Better late than never, right?
Monday: 6 miles (11:13 avg pace)
Tuesday: rest day
Wednesday: 10x800m – 7.2 miles total (10:37 avg pace)
Thursday: 3.1 miles (11:08 avg pace)
Friday: rest day
Saturday: 5.5 miles (10:54 avg pace)
Sunday: 8 miles (10:27 avg pace)
This week started out with a lot of muscle soreness. That relatively speedy 11 miler last week really got me. Since I had to move my schedule around this week to accommodate a Preds game on Tuesday, I chose to do an easy run on Monday for recovery.
Wednesday’s speedwork went well, but the soreness lingered. My legs felt so heavy and tired on Saturday that I cut my run a half mile short (okay, the fact that I didn’t have water and the loop I was running was 2.75 miles long both may have played into that as well).

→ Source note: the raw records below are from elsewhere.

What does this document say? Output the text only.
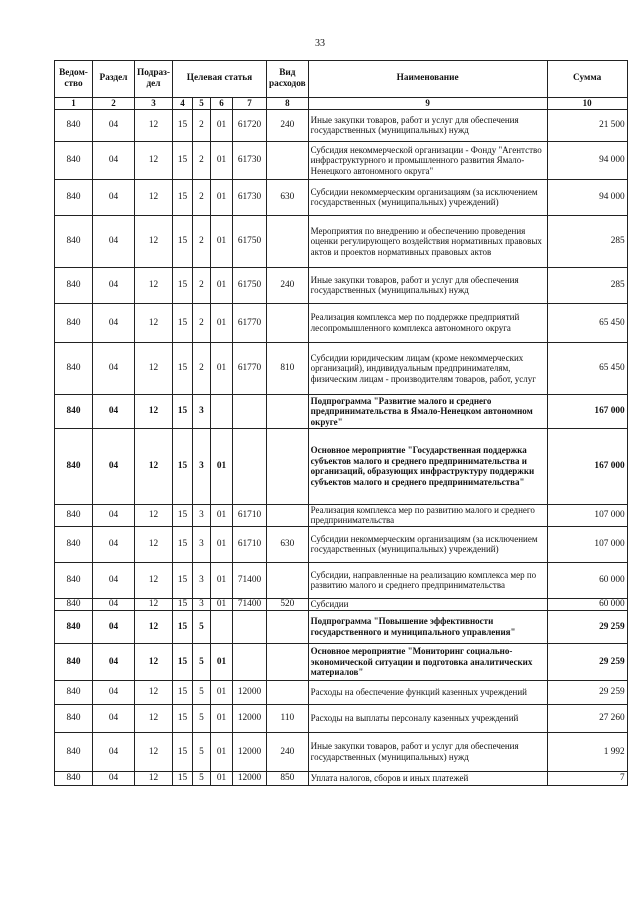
33
Ведом-ство	Раздел	Подраз-дел	Целевая статья				Вид расходов	Наименование	Сумма
1	2	3	4	5	6	7	8	9	10
840	04	12	15	2	01	61720	240	Иные закупки товаров, работ и услуг для обеспечения государственных (муниципальных) нужд	21 500
840	04	12	15	2	01	61730		Субсидия некоммерческой организации - Фонду "Агентство инфраструктурного и промышленного развития Ямало-Ненецкого автономного округа"	94 000
840	04	12	15	2	01	61730	630	Субсидии некоммерческим организациям (за исключением государственных (муниципальных) учреждений)	94 000
840	04	12	15	2	01	61750		Мероприятия по внедрению и обеспечению проведения оценки регулирующего воздействия нормативных правовых актов и проектов нормативных правовых актов	285
840	04	12	15	2	01	61750	240	Иные закупки товаров, работ и услуг для обеспечения государственных (муниципальных) нужд	285
840	04	12	15	2	01	61770		Реализация комплекса мер по поддержке предприятий лесопромышленного комплекса автономного округа	65 450
840	04	12	15	2	01	61770	810	Субсидии юридическим лицам (кроме некоммерческих организаций), индивидуальным предпринимателям, физическим лицам - производителям товаров, работ, услуг	65 450
840	04	12	15	3				Подпрограмма "Развитие малого и среднего предпринимательства в Ямало-Ненецком автономном округе"	167 000
840	04	12	15	3	01			Основное мероприятие "Государственная поддержка субъектов малого и среднего предпринимательства и организаций, образующих инфраструктуру поддержки субъектов малого и среднего предпринимательства"	167 000
840	04	12	15	3	01	61710		Реализация комплекса мер по развитию малого и среднего предпринимательства	107 000
840	04	12	15	3	01	61710	630	Субсидии некоммерческим организациям (за исключением государственных (муниципальных) учреждений)	107 000
840	04	12	15	3	01	71400		Субсидии, направленные на реализацию комплекса мер по развитию малого и среднего предпринимательства	60 000
840	04	12	15	3	01	71400	520	Субсидии	60 000
840	04	12	15	5				Подпрограмма "Повышение эффективности государственного и муниципального управления"	29 259
840	04	12	15	5	01			Основное мероприятие "Мониторинг социально-экономической ситуации и подготовка аналитических материалов"	29 259
840	04	12	15	5	01	12000		Расходы на обеспечение функций казенных учреждений	29 259
840	04	12	15	5	01	12000	110	Расходы на выплаты персоналу казенных учреждений	27 260
840	04	12	15	5	01	12000	240	Иные закупки товаров, работ и услуг для обеспечения государственных (муниципальных) нужд	1 992
840	04	12	15	5	01	12000	850	Уплата налогов, сборов и иных платежей	7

So, I was surprised that my legs felt relatively okay going into Sunday’s long run. I actually felt pretty strong for all eight miles.
“You were supposed to do twelve miles, though!” you might say.
Yes, even though my legs felt fine, I still cut my long run short this week. I had several different reasons for doing so, but the main ones were:
a. I started experiencing some major GI discomfort right at the time I circled back to my car before heading out on the last 4 mile leg of the run.
b. I was concerned with overtraining because of how I had felt all week.
c. I was worried about a time crunch to make queso before the Super Bowl.
I’m no stranger to overtraining, and I knew going into this plan that it was pretty aggressive. (I mean, several 30+ mile weeks in a row when I’ve never run a 30 mile week before?) I decided that it was probably smarter to cut this week a little short so that I could focus more on my training half next weekend (my dress rehearsal).
That said, since I did cut it short, I only got to try one of the new Huma flavors. I went for apples and cinnamon, which was pretty good. I don’t think it was the cause of my GI issues, as I already had some discomfort before even starting the run. Oh well.